The word was lingering on my lips just waiting to be spoken, wanting to be spoken, needing to be spoken. STAY. But I wasn't brave enough to actually speak it. I knew she would hate me if I told the truth. So I did not.

Instead I told her that there was nothing she could do. That it wasn't her fault and she did not need to fix this. She did not need to fix me. It was harsh but that was all I knew how to do at this point. Push her away to justify the hurt. Otherwise, what reason did I have for sleepless nights and the tears streaming down my face?

She did not say anything but she did not remove her hand from mine either. "I'm leaving tomorrow. First, I'll go to see my grandmother and then I have a few places to visit for the magazine." Her tone made it seem as if she wanted me to go with her.

"I know..." I meant for it to show indifference. To prove to myself and her that I did not care. I wished to entertain no false notions that could give me any kind of false hope.

She rested her head on my shoulder. "Tell me something about you. Something you haven't told anyone."

My heart melted at her request. Her voice was so sincere and yet there was something painful in it. For a second, I said nothing because I did not know what to tell her. The only thing on my mind right at this moment was, Stay. Stay. Stay. Stay. Stay. Stay...

I told her about Neil. I did not realise when my mouth had started forming words and when it had all come out of me but it had and now she knew. When I fully regained my grasp of reality, we were no longer in the park. We were sitting by Neil. Somehow, her hand was still in mine and there was a single sunflower on his grave. I had never gotten him sunflowers in all these years.

In sitting with her and Neil, I realised why I wanted her to stay. I was afraid of losing her. I had lost a lot of people very early on in life and I had never let anyone get this close to me. She somehow had managed that without me ever intending for it to happen. And now that the book was done and she had sent it to her editor, my work was mostly done. This goodbye was a long time coming.
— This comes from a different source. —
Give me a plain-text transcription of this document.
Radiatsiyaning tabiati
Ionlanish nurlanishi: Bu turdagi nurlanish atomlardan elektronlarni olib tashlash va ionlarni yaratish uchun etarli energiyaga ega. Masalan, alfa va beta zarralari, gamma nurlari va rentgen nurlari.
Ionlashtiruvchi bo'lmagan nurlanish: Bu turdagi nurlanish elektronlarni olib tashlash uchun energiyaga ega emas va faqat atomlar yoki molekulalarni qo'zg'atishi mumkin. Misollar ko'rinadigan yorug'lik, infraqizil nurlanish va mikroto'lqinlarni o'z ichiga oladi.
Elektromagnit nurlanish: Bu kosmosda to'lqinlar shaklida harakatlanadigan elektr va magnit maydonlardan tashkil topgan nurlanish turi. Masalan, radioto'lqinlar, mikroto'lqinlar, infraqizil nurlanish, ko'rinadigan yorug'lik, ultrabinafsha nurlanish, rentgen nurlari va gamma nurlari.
The inevitable end to whatever it is that we had, was finally here. We would always remain friends but there was no doubt that we would grow apart now that we weren't constantly together. Everything was going to change, she was leaving.

I wish I had been brave enough to tell her because what followed was six months of radio silence. She kept updating me about the status of her book but that was it. Never anything more. Never anything other than what was absolutely necessary.

I glanced at the time. I did not have a lot of time to spend with Neil right now. I decided that I would leave him the flowers and then come back later to have a proper chat after brunch was done. I had food with me and Eric would be furious If I did not arrive before everyone else to help him set up.

What I recieved next was the biggest surprise of my life.

There was a sunflower on his grave today. Ariel. I could not believe my eyes. She remembered. After all this time, she remembered. There was nobody but me left to remember him after my parents had passed away. It was as if even in after life, he had achieved to make a new friend.

Sometimes we tend to underestimate people and the compassion they have for other humans dead or alive. We are capable of true miracles but we tend to flow with the current into the mundanities of everyday life. Miracles are happening all around us but we are too busy and closed minded to see them. Miracles do not have to be some sort of divine interventions that leave you astounded and make you question your life. I believe miracles are small kindnesses a living being does for another when they have nothing to gain in return. Miracles leave you feeling warm and restore your faith in humanity.

To me, the fact that a dead guy had made a friend was a miracle. When he was alive, he was ridiculed, hated even but now, years after his death, he has a friend who does not even know him but leaves him flowers. Not just any flower, but sunflowers, to make his day brighter.

This is Ariel's unwitting kindness to me.

I thought about the envelope in my bag, maybe it wasn't such a bad idea after all.